Compute Route Matrix でこのオプションを使用する場合、リクエスト内の要素数(出発地の数 × 目的地の数)は 100 を超えることはできません。Compute Route Matrix の制限の詳細については、ルート マトリックスを計算するをご覧ください。
レスポンスの説明:
リアルタイムのトラフィックを考慮した ETA は、
duration
レスポンス プロパティに含まれます。staticDuration
レスポンス プロパティには、交通状況を考慮せずにルートの移動時間が含まれます。
このルーティング設定では、レスポンスのレイテンシが最も高くなります(つまり、レスポンスが最も遅れて返されます)。レスポンスの所要時間に関係なく、最高品質の結果が必要な場合に、このルーティング設定を使用します。
出発時間の設定による影響
必要に応じて、departureTime
プロパティを使用してルートの出発時間を設定します。departureTime
プロパティを設定しない場合、デフォルトはリクエストを行った時刻になります。
TRAFFIC_UNAWARE
の場合、ルートと所要時間は道路網と平均的な交通状況(時間的な要素を考慮に入れない)に基づいて選択されるため、departureTime
を設定できません。TRAFFIC_AWARE
とTRAFFIC_AWARE_OPTIMAL
は、リアルタイムの交通状況を考慮します。departureTime
が現在時刻に近いほど、リアルタイムの交通状況は重要になります。出発時刻の設定が遠いほど、過去の交通状況が考慮されます。
ルーティング設定の例
次の JSON コードは、リクエスト メッセージ エンティティの本文でルーティング設定を設定する方法を示しています。

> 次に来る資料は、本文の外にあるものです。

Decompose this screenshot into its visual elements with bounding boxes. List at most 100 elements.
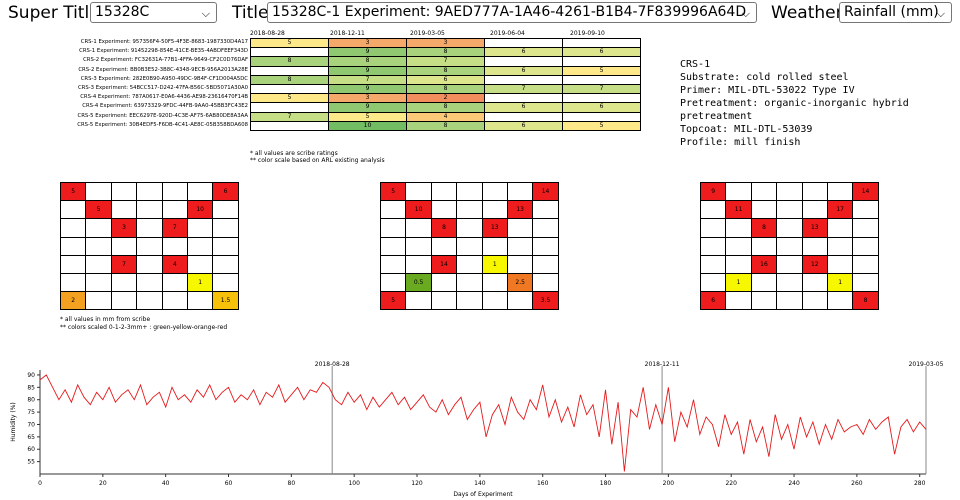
grid-cell (801, 291, 828, 311)
rating-cell: 9 (328, 65, 407, 76)
y-tick-label: 75 (27, 409, 35, 416)
grid-cell: 6 (699, 291, 727, 311)
rating-cell: 3 (328, 37, 407, 49)
grid-cell: 2 (59, 291, 87, 311)
rating-cell (562, 111, 641, 122)
grid-cell (59, 218, 87, 238)
grid-cell (750, 200, 778, 220)
grid-cell (110, 291, 138, 311)
chevron-down-icon: ⌵ (936, 7, 945, 20)
grid-cell (725, 236, 752, 256)
grid-cell: 1 (725, 272, 752, 293)
grid-cell (776, 272, 803, 293)
rating-cell (562, 56, 641, 67)
rating-cell: 9 (328, 47, 407, 58)
x-tick-label: 20 (99, 480, 107, 487)
grid-cell (776, 236, 803, 256)
grid-cell: 5 (379, 291, 407, 311)
rating-cell (484, 111, 563, 122)
grid-cell (379, 200, 407, 220)
x-tick-label: 280 (914, 480, 926, 487)
chevron-down-icon: ⌵ (741, 7, 750, 20)
ratings-table: 5 3 3 9 8 6 6 8 8 7 9 8 6 5 8 7 6 9 8 7 7 5 3 2 9 8 6 6 7 5 4 10 8 6 5 (250, 37, 641, 131)
ratings-note-2: ** color scale based on ARL existing ana… (250, 157, 385, 164)
grid-cell (405, 254, 432, 274)
grid-cell: 7 (110, 254, 138, 274)
grid-cell (379, 218, 407, 238)
rating-cell: 6 (406, 74, 485, 85)
grid-cell (532, 254, 559, 274)
grid-cell (481, 291, 508, 311)
grid-row: 2 1.5 (59, 291, 239, 311)
rating-cell: 3 (406, 37, 485, 49)
x-tick-label: 220 (725, 480, 737, 487)
grid-cell (136, 181, 163, 202)
rating-cell: 8 (406, 102, 485, 113)
grid-cell (826, 254, 854, 274)
date-marker-label: 2019-03-05 (909, 361, 944, 368)
grid-row: 11 17 (699, 200, 879, 220)
rating-cell: 5 (250, 37, 329, 49)
rating-cell (562, 93, 641, 104)
grid-cell (186, 218, 214, 238)
x-tick-label: 180 (600, 480, 612, 487)
rating-cell (250, 83, 329, 95)
grid-cell (456, 200, 483, 220)
ratings-date: 2018-12-11 (330, 30, 365, 37)
grid-cell: 2.5 (506, 272, 534, 293)
grid-cell (776, 254, 803, 274)
title-value: 15328C-1 Experiment: 9AED777A-1A46-4261-… (272, 4, 747, 20)
grid-cell (699, 254, 727, 274)
grid-cell (699, 272, 727, 293)
grid-cell (725, 181, 752, 202)
grid-cell (532, 272, 559, 293)
grid-cell: 3.5 (532, 291, 559, 311)
grid-cell (725, 291, 752, 311)
grid-cell: 17 (826, 200, 854, 220)
title-label: Title: (232, 3, 275, 23)
title-select[interactable]: 15328C-1 Experiment: 9AED777A-1A46-4261-… (267, 2, 757, 23)
rating-cell: 4 (406, 111, 485, 122)
grid-row: 16 12 (699, 254, 879, 274)
grid-cell: 6 (212, 181, 239, 202)
grid-cell: 7 (161, 218, 188, 238)
ratings-row-label: CRS-4 Experiment: 63973329-9FDC-44FB-9AA… (82, 103, 248, 110)
grid-cell (85, 181, 112, 202)
rating-cell: 8 (406, 65, 485, 76)
ratings-note-1: * all values are scribe ratings (250, 150, 338, 157)
grid-row: 8 13 (699, 218, 879, 238)
weather-select[interactable]: Rainfall (mm) ⌵ (839, 2, 952, 23)
grid-cell (506, 181, 534, 202)
meta-line: Profile: mill finish (680, 137, 801, 148)
grid-cell (136, 218, 163, 238)
rating-cell (484, 93, 563, 104)
grid-cell (379, 236, 407, 256)
rating-cell (484, 56, 563, 67)
grid-cell (852, 200, 879, 220)
y-tick-label: 70 (27, 421, 35, 428)
rating-cell: 8 (406, 120, 485, 131)
grid-cell: 1.5 (212, 291, 239, 311)
super-title-label: Super Title: (8, 3, 106, 23)
x-axis-label: Days of Experiment (453, 491, 513, 498)
grid-cell (110, 272, 138, 293)
grid-cell: 5 (59, 181, 87, 202)
rating-cell (250, 47, 329, 58)
grid-cell (776, 181, 803, 202)
grid-cell (59, 272, 87, 293)
ratings-date: 2019-06-04 (490, 30, 525, 37)
x-tick-label: 60 (225, 480, 233, 487)
rating-cell: 7 (406, 56, 485, 67)
rating-cell (562, 37, 641, 49)
meta-line: Pretreatment: organic-inorganic hybrid p… (680, 98, 909, 122)
grid-cell: 13 (801, 218, 828, 238)
grid-row: 1 (59, 272, 239, 293)
grid-row: 5 3.5 (379, 291, 559, 311)
super-title-select[interactable]: 15328C ⌵ (90, 2, 217, 23)
grid-cell (110, 236, 138, 256)
ratings-row: 10 8 6 5 (250, 120, 641, 131)
rating-cell: 7 (562, 83, 641, 95)
grid-cell (506, 254, 534, 274)
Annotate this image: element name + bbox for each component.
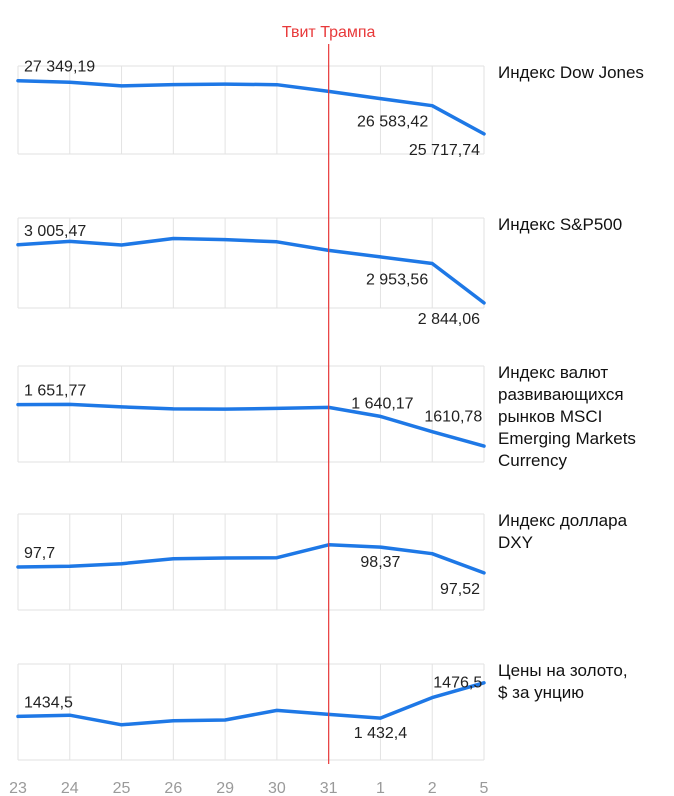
panel-title-line: Индекс Dow Jones: [498, 63, 644, 82]
data-label: 1 432,4: [354, 725, 407, 742]
data-label: 1 651,77: [24, 383, 86, 400]
panel-title-line: Индекс валют: [498, 363, 608, 382]
x-tick-label: 2: [428, 780, 437, 796]
x-tick-label: 5: [480, 780, 489, 796]
event-label: Твит Трампа: [282, 24, 376, 41]
data-label: 2 953,56: [366, 272, 428, 289]
panel-title-line: развивающихся: [498, 385, 624, 404]
data-label: 97,52: [440, 581, 480, 598]
panel-title-line: Currency: [498, 451, 567, 470]
data-label: 1610,78: [424, 409, 482, 426]
data-label: 97,7: [24, 545, 55, 562]
panel: 1434,5 1 432,4 1476,5 Цены на золото, $ за у…: [16, 661, 628, 742]
series-line: [16, 78, 486, 136]
data-label: 98,37: [360, 554, 400, 571]
x-tick-label: 26: [164, 780, 182, 796]
data-label: 26 583,42: [357, 114, 428, 131]
panel-title-line: DXY: [498, 533, 533, 552]
x-tick-label: 30: [268, 780, 286, 796]
panel-title-line: Emerging Markets: [498, 429, 636, 448]
x-tick-label: 29: [216, 780, 234, 796]
x-tick-label: 25: [113, 780, 131, 796]
panel-title-line: $ за унцию: [498, 683, 584, 702]
panel-title-line: Индекс S&P500: [498, 215, 622, 234]
x-tick-label: 31: [320, 780, 338, 796]
data-label: 2 844,06: [418, 311, 480, 328]
x-tick-label: 23: [9, 780, 27, 796]
grid: [17, 65, 485, 761]
data-label: 3 005,47: [24, 223, 86, 240]
series-line: [16, 236, 486, 305]
panels: 27 349,19 26 583,42 25 717,74 Индекс Dow Jo…: [16, 59, 644, 742]
data-label: 1476,5: [433, 675, 482, 692]
panel-title-line: Цены на золото,: [498, 661, 628, 680]
x-tick-label: 1: [376, 780, 385, 796]
panel: 3 005,47 2 953,56 2 844,06 Индекс S&P500: [16, 215, 622, 328]
x-tick-label: 24: [61, 780, 79, 796]
data-label: 27 349,19: [24, 59, 95, 76]
panel: 97,7 98,37 97,52 Индекс доллара DXY: [16, 511, 628, 598]
panel-title-line: рынков MSCI: [498, 407, 602, 426]
x-axis-ticks: 23 24 25 26 29 30 31 1 2 5: [9, 780, 488, 796]
series-line: [16, 402, 486, 448]
panel-title-line: Индекс доллара: [498, 511, 628, 530]
panel: 1 651,77 1 640,17 1610,78 Индекс валют разви…: [16, 363, 636, 470]
data-label: 25 717,74: [409, 142, 480, 159]
data-label: 1 640,17: [351, 395, 413, 412]
series-line: [16, 681, 486, 727]
series-line: [16, 543, 486, 575]
data-label: 1434,5: [24, 694, 73, 711]
panel: 27 349,19 26 583,42 25 717,74 Индекс Dow Jo…: [16, 59, 644, 159]
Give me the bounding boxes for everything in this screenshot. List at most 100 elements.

{ "origin":{ "location":{ "latLng":{ "latitude":37.419734, "longitude":-122.0827784 } } }, "destination":{ "location":{ "latLng":{ "latitude":37.417670, "longitude":-122.079595 } } }, "travelMode":"DRIVE", "routingPreference":"TRAFFIC_AWARE_OPTIMAL" }
ポリラインの交通情報を構成する
Routes API を使用すると、交通状況に対応したポリラインに沿った交通状況の情報をリクエストできます。詳細については、ポリラインをリクエストするをご覧ください。